I couldn’t help frowning at her—or correcting her. “Lexie’s full of it,” I said dismissively. “You know how she is. She sleeps with some random guy and suddenly it’s love. Then when he drops her like a sack of hot potatoes, she gets all offended and says that he’s a total dick.”
“Yeah, but fact is whoever she says it about does sleep with her and dump her,” Kass pointed out in counter point and it was hard to argue that. “Which does make him a dick.”
I shrugged. “Yeah, but it kinda makes her a little crazy, too,” I told her. I’d actually had a lot of time to work this all out in my head. If Logan had actually slept with Lexie—which I was convinced now that he hadn’t—then it was hypocritical to think more highly of Lexie, who clearly threw herself at him (he who was a complete stranger at the time), and to damn Logan for being a dog. It was pretty hard to accuse him of taking advantage of her when it was clear that Lexie was interested in sleeping with someone she’d only just met.
Kass was staring at me now, disbelief
written across her face. She even looked a little annoyed that I was defending him. “How do you figure?” she demanded.
“Well, I mean, who sleeps with some random guy she doesn’t even know and expects to be treated like a princess? Was she really expecting it to be eternal love?”
Kass frowned, thinking about it. I don’t think she liked my rational defense. She wanted to hate Logan—I just wasn’t entirely sure why.
“Okay, so Lexie’s a slut. We knew that already,” she conceded. “It’s not like it’s a stretch, but still. He slept with her and didn’t expect it to go anywhere.”
I held up my hands to say alright. “I’m just saying, I don’t think it’s fair to judge him by one night with a crazy girl.”
We fell silent after that, turning back to our respective books. I don’t think Kass was very happy with me, but I couldn’t just let her badmouth Logan like that. We were over and he’d clearly moved on and maybe he was exactly the kind of animal she said he was… but that night in my room, I’d seen the scars on his body. I’d felt the trembling in his hands as he tried to believe that he wasn’t like his father.
I couldn’t tell her all of that—I couldn’t tell her any of that—but I knew that he hadn’t been faking it. No matter what little bimbo he was with now, he’d been real with me. I had to believe that.

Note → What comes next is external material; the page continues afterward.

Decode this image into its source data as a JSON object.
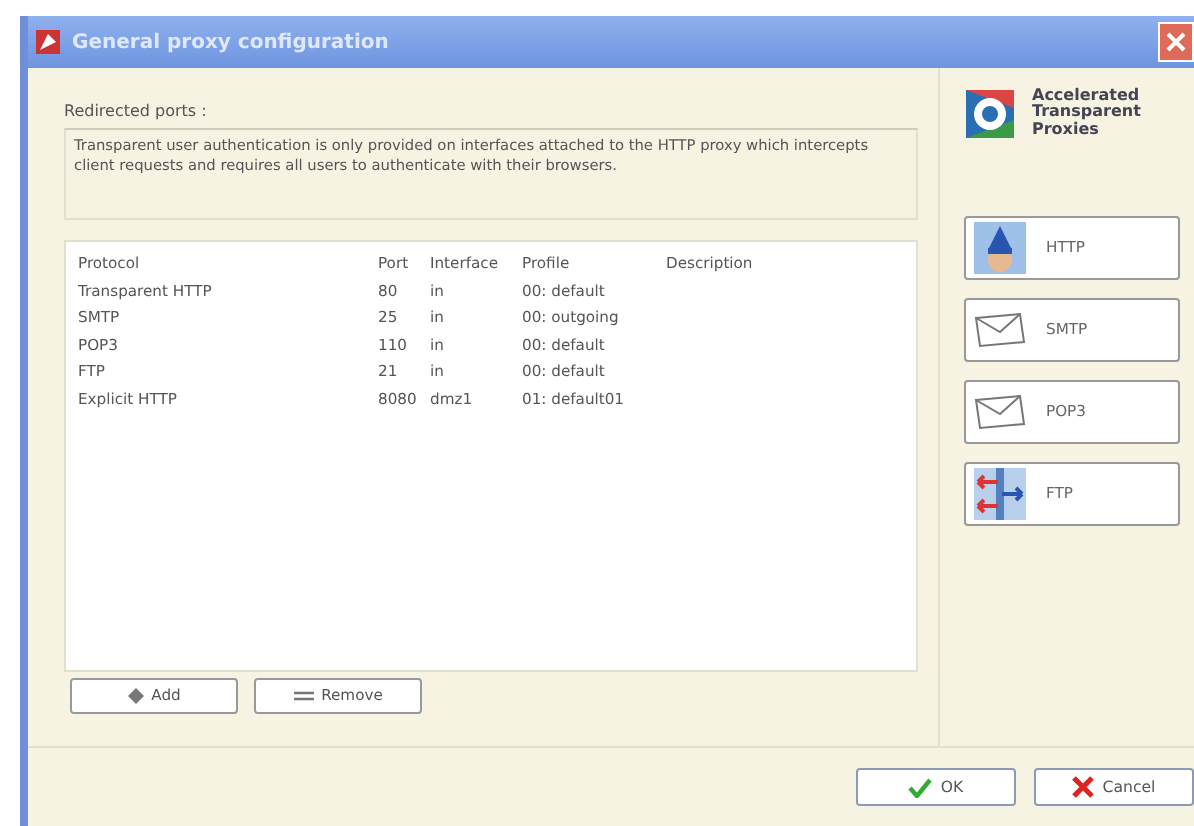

Later that day, I sat at a coffee shop. There was free wifi and great coffee, so it was a nice place to study if I was tired of the library. It was especially true when I needed to be somewhere that people weren’t going to look for me. Most people thought I couldn’t exist beyond the library or my room or class. But I actually thrived on coffee.
Talk about the stereotypical college student.
I was making progress on my paper, mostly because I was so determined to think of anything but Logan or Miranda or what Kass said about Logan. Working on academics was strangely soothing to me. It used to be that I had to work and struggle to force myself to be a diligent student, but the more I worked on it, the more it became second nature.